Q5: When showing the trend with different batch sizes, the underlying setting is unclear.

A5: We set epochs=50 with hyperparameters stated in Appendix C.1.2 in Table 4, thus all models are trained with the same total images. We follow your advice and use fixed total training steps, early experiments suggest that with more computation/same iterations, dKS for large-batch indeed decreases, while it is still significantly higher than small-batch training.

Q6: The statement `model trained with limited training data finds minima ... like underparameterized models' is a bit strange.

A6: We mean to convey that both data and parameter scaling could cause the power-law to emerge, and both scenarios of limited data and underparameterization would similarly break the power law and lead to many sharp directions in the loss landscape. We will clarify this more clearly in the revision.

Q7: It seems like the power law test might fail if setting is more complicated in Table 1.

A7: Thanks for this interesting question. We actually agree with your point. Too simple neural networks like LeNet may not well learn complex tasks like ImageNet, thus training loss will be very high and the power-law structure may break due to the poorly learned representation. Training LeNet however depend on ImageNet-size problems and we may supply it in the revision.

Q8: How many data points are used to estimate the Hessian in Table 1?

A8: All Table 1 experiments utilize the full training dataset of MNIST, CIFAR-10 etc. The same experiment on 1/10 dataset (5000 data points) has no noticeable difference.

Q9: What do you mean by the networks being close to equilibrium above section 2.3?

A9: Equilibrium often indicates that a system/network reaches a stationary distribution, which can help interpret NN optimization dynamics in theoretical ML works. We would remove the contents as it is not necessary in our work.

Q10: It would have been interesting to read off some trends in the use of different optimizers.

A10: Our findings primarily demonstrate the power-law existence, and the slope correlates to generalization and minima sharpness learned by different optimizers. A more fine relation to optimizer settings is an open question and beyond the main scope of this work.

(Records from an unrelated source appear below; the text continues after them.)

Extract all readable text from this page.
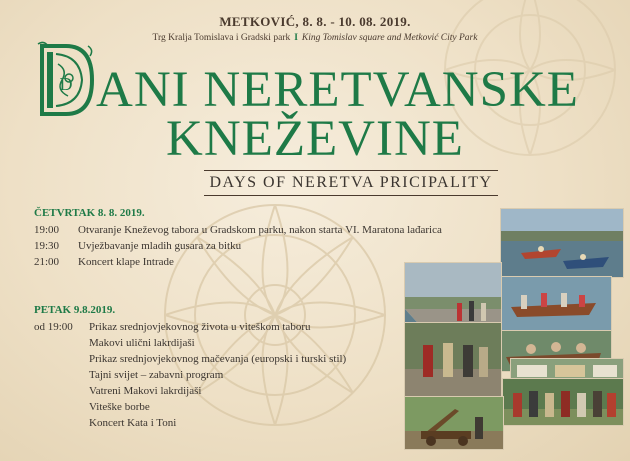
METKOVIĆ, 8. 8. - 10. 08. 2019.
Trg Kralja Tomislava i Gradski park I King Tomislav square and Metković City Park
D ANI NERETVANSKE
KNEŽEVINE
DAYS OF NERETVA PRICIPALITY
ČETVRTAK 8. 8. 2019.
19:00 Otvaranje Kneževog tabora u Gradskom parku, nakon starta VI. Maratona lađarica
19:30 Uvježbavanje mladih gusara za bitku
21:00 Koncert klape Intrade
PETAK 9.8.2019.
od 19:00 Prikaz srednjovjekovnog života u viteškom taboru
Makovi ulični lakrdijaši
Prikaz srednjovjekovnog mačevanja (europski i turski stil)
Tajni svijet – zabavni program
Vatreni Makovi lakrdijaši
Viteške borbe
Koncert Kata i Toni
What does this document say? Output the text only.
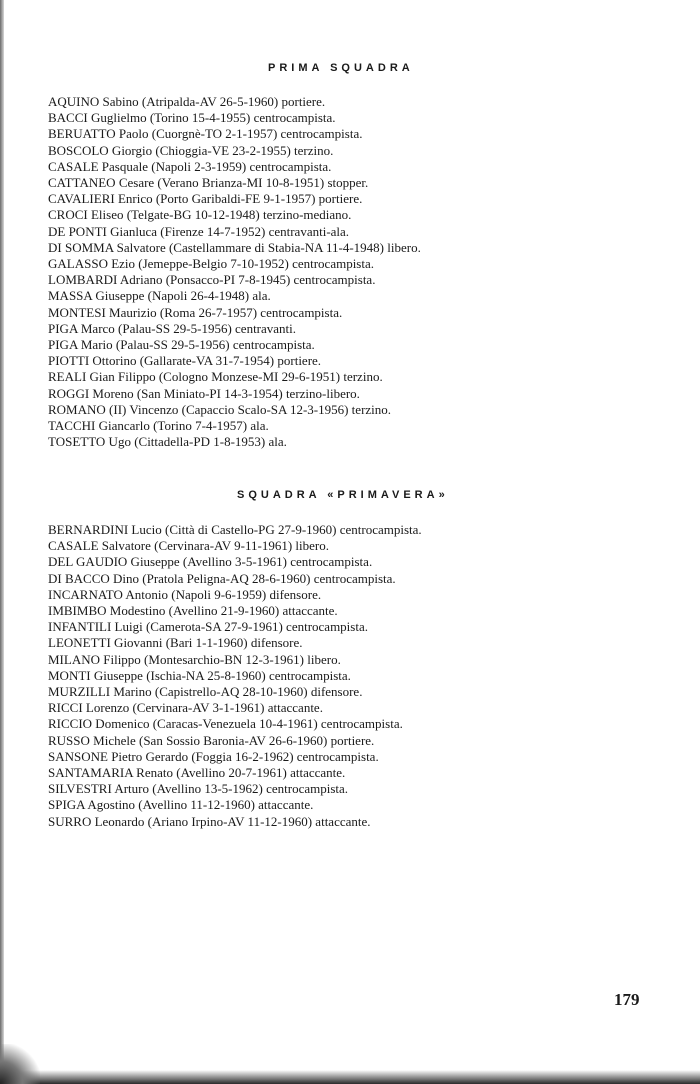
PRIMA SQUADRA
AQUINO Sabino (Atripalda-AV 26-5-1960) portiere.
BACCI Guglielmo (Torino 15-4-1955) centrocampista.
BERUATTO Paolo (Cuorgnè-TO 2-1-1957) centrocampista.
BOSCOLO Giorgio (Chioggia-VE 23-2-1955) terzino.
CASALE Pasquale (Napoli 2-3-1959) centrocampista.
CATTANEO Cesare (Verano Brianza-MI 10-8-1951) stopper.
CAVALIERI Enrico (Porto Garibaldi-FE 9-1-1957) portiere.
CROCI Eliseo (Telgate-BG 10-12-1948) terzino-mediano.
DE PONTI Gianluca (Firenze 14-7-1952) centravanti-ala.
DI SOMMA Salvatore (Castellammare di Stabia-NA 11-4-1948) libero.
GALASSO Ezio (Jemeppe-Belgio 7-10-1952) centrocampista.
LOMBARDI Adriano (Ponsacco-PI 7-8-1945) centrocampista.
MASSA Giuseppe (Napoli 26-4-1948) ala.
MONTESI Maurizio (Roma 26-7-1957) centrocampista.
PIGA Marco (Palau-SS 29-5-1956) centravanti.
PIGA Mario (Palau-SS 29-5-1956) centrocampista.
PIOTTI Ottorino (Gallarate-VA 31-7-1954) portiere.
REALI Gian Filippo (Cologno Monzese-MI 29-6-1951) terzino.
ROGGI Moreno (San Miniato-PI 14-3-1954) terzino-libero.
ROMANO (II) Vincenzo (Capaccio Scalo-SA 12-3-1956) terzino.
TACCHI Giancarlo (Torino 7-4-1957) ala.
TOSETTO Ugo (Cittadella-PD 1-8-1953) ala.
SQUADRA «PRIMAVERA»
BERNARDINI Lucio (Città di Castello-PG 27-9-1960) centrocampista.
CASALE Salvatore (Cervinara-AV 9-11-1961) libero.
DEL GAUDIO Giuseppe (Avellino 3-5-1961) centrocampista.
DI BACCO Dino (Pratola Peligna-AQ 28-6-1960) centrocampista.
INCARNATO Antonio (Napoli 9-6-1959) difensore.
IMBIMBO Modestino (Avellino 21-9-1960) attaccante.
INFANTILI Luigi (Camerota-SA 27-9-1961) centrocampista.
LEONETTI Giovanni (Bari 1-1-1960) difensore.
MILANO Filippo (Montesarchio-BN 12-3-1961) libero.
MONTI Giuseppe (Ischia-NA 25-8-1960) centrocampista.
MURZILLI Marino (Capistrello-AQ 28-10-1960) difensore.
RICCI Lorenzo (Cervinara-AV 3-1-1961) attaccante.
RICCIO Domenico (Caracas-Venezuela 10-4-1961) centrocampista.
RUSSO Michele (San Sossio Baronia-AV 26-6-1960) portiere.
SANSONE Pietro Gerardo (Foggia 16-2-1962) centrocampista.
SANTAMARIA Renato (Avellino 20-7-1961) attaccante.
SILVESTRI Arturo (Avellino 13-5-1962) centrocampista.
SPIGA Agostino (Avellino 11-12-1960) attaccante.
SURRO Leonardo (Ariano Irpino-AV 11-12-1960) attaccante.
179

In addition to addressing the primary question, we have incorporated the reviewers’ suggestions to correct typo errors, clarify ambiguities in Eqn 1-3, change 'random' labels to 'random-init' in Figures (9,10,14), and discuss the work of Mahoney on heavy tails. We sincerely thank the reviewer's feedback and constructive suggestions. It definitely inspires us to further improve our work.

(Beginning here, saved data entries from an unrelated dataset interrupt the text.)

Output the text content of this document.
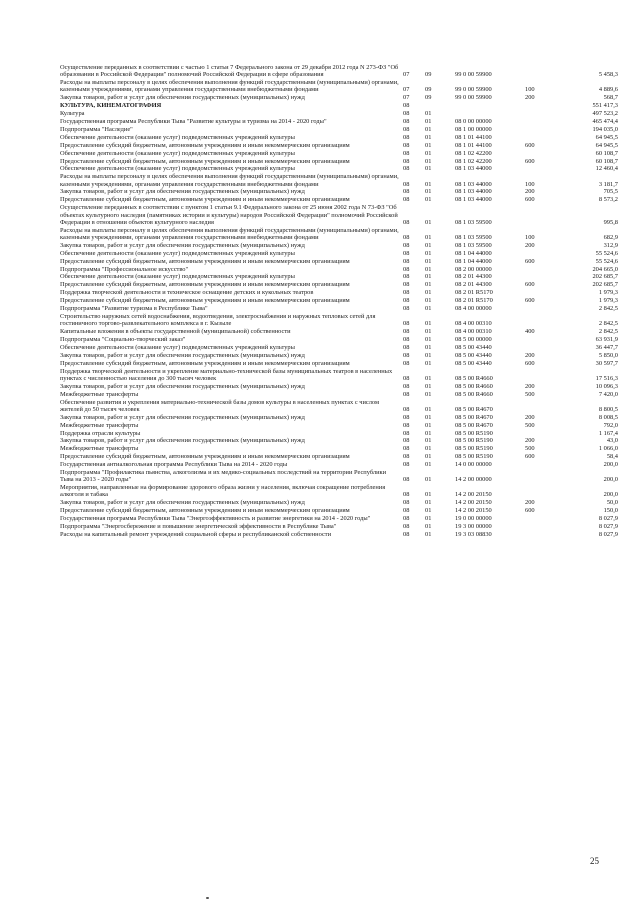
Осуществление переданных в соответствии с частью 1 статьи 7 Федерального закона от 29 декабря 2012 года N 273-ФЗ "Об образовании в Российской Федерации" полномочий Российской Федерации в сфере образования	07	09	99 0 00 59900		5 458,3
Расходы на выплаты персоналу в целях обеспечения выполнения функций государственными (муниципальными) органами, казенными учреждениями, органами управления государственными внебюджетными фондами	07	09	99 0 00 59900	100	4 889,6
Закупка товаров, работ и услуг для обеспечения государственных (муниципальных) нужд	07	09	99 0 00 59900	200	568,7
КУЛЬТУРА, КИНЕМАТОГРАФИЯ	08				551 417,3
Культура	08	01			497 523,2
Государственная программа Республики Тыва "Развитие культуры и туризма на 2014 - 2020 годы"	08	01	08 0 00 00000		465 474,4
Подпрограмма "Наследие"	08	01	08 1 00 00000		194 035,0
Обеспечение деятельности (оказание услуг) подведомственных учреждений культуры	08	01	08 1 01 44100		64 945,5
Предоставление субсидий бюджетным, автономным учреждениям и иным некоммерческим организациям	08	01	08 1 01 44100	600	64 945,5
Обеспечение деятельности (оказание услуг) подведомственных учреждений культуры	08	01	08 1 02 42200		60 108,7
Предоставление субсидий бюджетным, автономным учреждениям и иным некоммерческим организациям	08	01	08 1 02 42200	600	60 108,7
Обеспечение деятельности (оказание услуг) подведомственных учреждений культуры	08	01	08 1 03 44000		12 460,4
Расходы на выплаты персоналу в целях обеспечения выполнения функций государственными (муниципальными) органами, казенными учреждениями, органами управления государственными внебюджетными фондами	08	01	08 1 03 44000	100	3 181,7
Закупка товаров, работ и услуг для обеспечения государственных (муниципальных) нужд	08	01	08 1 03 44000	200	705,5
Предоставление субсидий бюджетным, автономным учреждениям и иным некоммерческим организациям	08	01	08 1 03 44000	600	8 573,2
Осуществление переданных в соответствии с пунктом 1 статьи 9.1 Федерального закона от 25 июня 2002 года N 73-ФЗ "Об объектах культурного наследия (памятниках истории и культуры) народов Российской Федерации" полномочий Российской Федерации в отношении объектов культурного наследия	08	01	08 1 03 59500		995,8
Расходы на выплаты персоналу в целях обеспечения выполнения функций государственными (муниципальными) органами, казенными учреждениями, органами управления государственными внебюджетными фондами	08	01	08 1 03 59500	100	682,9
Закупка товаров, работ и услуг для обеспечения государственных (муниципальных) нужд	08	01	08 1 03 59500	200	312,9
Обеспечение деятельности (оказание услуг) подведомственных учреждений культуры	08	01	08 1 04 44000		55 524,6
Предоставление субсидий бюджетным, автономным учреждениям и иным некоммерческим организациям	08	01	08 1 04 44000	600	55 524,6
Подпрограмма "Профессиональное искусство"	08	01	08 2 00 00000		204 665,0
Обеспечение деятельности (оказание услуг) подведомственных учреждений культуры	08	01	08 2 01 44300		202 685,7
Предоставление субсидий бюджетным, автономным учреждениям и иным некоммерческим организациям	08	01	08 2 01 44300	600	202 685,7
Поддержка творческой деятельности и техническое оснащение детских и кукольных театров	08	01	08 2 01 R5170		1 979,3
Предоставление субсидий бюджетным, автономным учреждениям и иным некоммерческим организациям	08	01	08 2 01 R5170	600	1 979,3
Подпрограмма "Развитие туризма в Республике Тыва"	08	01	08 4 00 00000		2 842,5
Строительство наружных сетей водоснабжения, водоотведения, электроснабжения и наружных тепловых сетей для гостиничного торгово-развлекательного комплекса в г. Кызыле	08	01	08 4 00 00310		2 842,5
Капитальные вложения в объекты государственной (муниципальной) собственности	08	01	08 4 00 00310	400	2 842,5
Подпрограмма "Социально-творческий заказ"	08	01	08 5 00 00000		63 931,9
Обеспечение деятельности (оказание услуг) подведомственных учреждений культуры	08	01	08 5 00 43440		36 447,7
Закупка товаров, работ и услуг для обеспечения государственных (муниципальных) нужд	08	01	08 5 00 43440	200	5 850,0
Предоставление субсидий бюджетным, автономным учреждениям и иным некоммерческим организациям	08	01	08 5 00 43440	600	30 597,7
Поддержка творческой деятельности и укрепление материально-технической базы муниципальных театров в населенных пунктах с численностью населения до 300 тысяч человек	08	01	08 5 00 R4660		17 516,3
Закупка товаров, работ и услуг для обеспечения государственных (муниципальных) нужд	08	01	08 5 00 R4660	200	10 096,3
Межбюджетные трансферты	08	01	08 5 00 R4660	500	7 420,0
Обеспечение развития и укрепления материально-технической базы домов культуры в населенных пунктах с числом жителей до 50 тысяч человек	08	01	08 5 00 R4670		8 800,5
Закупка товаров, работ и услуг для обеспечения государственных (муниципальных) нужд	08	01	08 5 00 R4670	200	8 008,5
Межбюджетные трансферты	08	01	08 5 00 R4670	500	792,0
Поддержка отрасли культуры	08	01	08 5 00 R5190		1 167,4
Закупка товаров, работ и услуг для обеспечения государственных (муниципальных) нужд	08	01	08 5 00 R5190	200	43,0
Межбюджетные трансферты	08	01	08 5 00 R5190	500	1 066,0
Предоставление субсидий бюджетным, автономным учреждениям и иным некоммерческим организациям	08	01	08 5 00 R5190	600	58,4
Государственная антиалкогольная программа Республики Тыва на 2014 - 2020 годы	08	01	14 0 00 00000		200,0
Подпрограмма "Профилактика пьянства, алкоголизма и их медико-социальных последствий на территории Республики Тыва на 2013 - 2020 годы"	08	01	14 2 00 00000		200,0
Мероприятия, направленные на формирование здорового образа жизни у населения, включая сокращение потребления алкоголя и табака	08	01	14 2 00 20150		200,0
Закупка товаров, работ и услуг для обеспечения государственных (муниципальных) нужд	08	01	14 2 00 20150	200	50,0
Предоставление субсидий бюджетным, автономным учреждениям и иным некоммерческим организациям	08	01	14 2 00 20150	600	150,0
Государственная программа Республики Тыва "Энергоэффективность и развитие энергетики на 2014 - 2020 годы"	08	01	19 0 00 00000		8 027,9
Подпрограмма "Энергосбережение и повышение энергетической эффективности в Республике Тыва"	08	01	19 3 00 00000		8 027,9
Расходы на капитальный ремонт учреждений социальной сферы и республиканской собственности	08	01	19 3 03 08830		8 027,9
25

We would highly appreciate it if you could kindly reconsider the rating, given the enhanced work quality under your kind help.

Refs:

[1] A Diffusion Theory For Deep Learning Dynamics: Stochastic Gradient Descent Exponentially Favors Flat Minima. ICLR 2021.

[2] Where is the Information in a Deep Neural Network? arxiv:2019

最终决定

The paper reports a previously unnoticed power-law structure in the Hessian top eigenvalues of trained neural networks that is not present in randomly initialized nets. It provides a theoretical motivation for this structure in terms of the maximum entropy principle. The main contribution is an empirical study of the emergence and properties of the power law relative to relative to overparameterization and generalization on CNNs and LLMs.

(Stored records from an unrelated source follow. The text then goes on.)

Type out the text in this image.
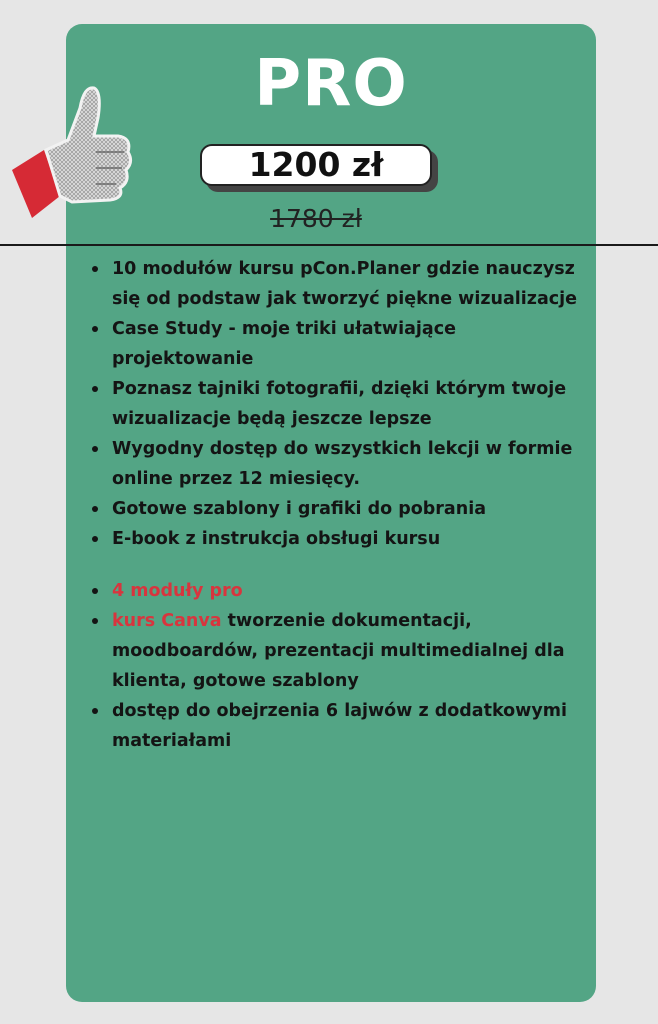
PRO
1200 zł
1780 zł
10 modułów kursu pCon.Planer gdzie nauczysz się od podstaw jak tworzyć piękne wizualizacje
Case Study - moje triki ułatwiające projektowanie
Poznasz tajniki fotografii, dzięki którym twoje wizualizacje będą jeszcze lepsze
Wygodny dostęp do wszystkich lekcji w formie online przez 12 miesięcy.
Gotowe szablony i grafiki do pobrania
E-book z instrukcja obsługi kursu
4 moduły pro
kurs Canva tworzenie dokumentacji, moodboardów, prezentacji multimedialnej dla klienta, gotowe szablony
dostęp do obejrzenia 6 lajwów z dodatkowymi materiałami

This paper is a borderline case:

  • The reviewers found the theoretical interpretation provided by the paper interesting but rather vague, and the authors could not substantially strengthen the intuition in the rebuttal.
  • They found the empirical results presented by this work, specifically using the power law's exponent to predict generalization, to be intriguing and promising, and the experimental design to be solid. Some reviewers found the presentation of results non-cohesive due to the sheer amount of experiments presented in the main text. After reading the paper, I agree with this point.

My overall impression is that the paper contains findings to consider acceptance, but that their presentation and the story line could be improved significantly to make the main findings clearer.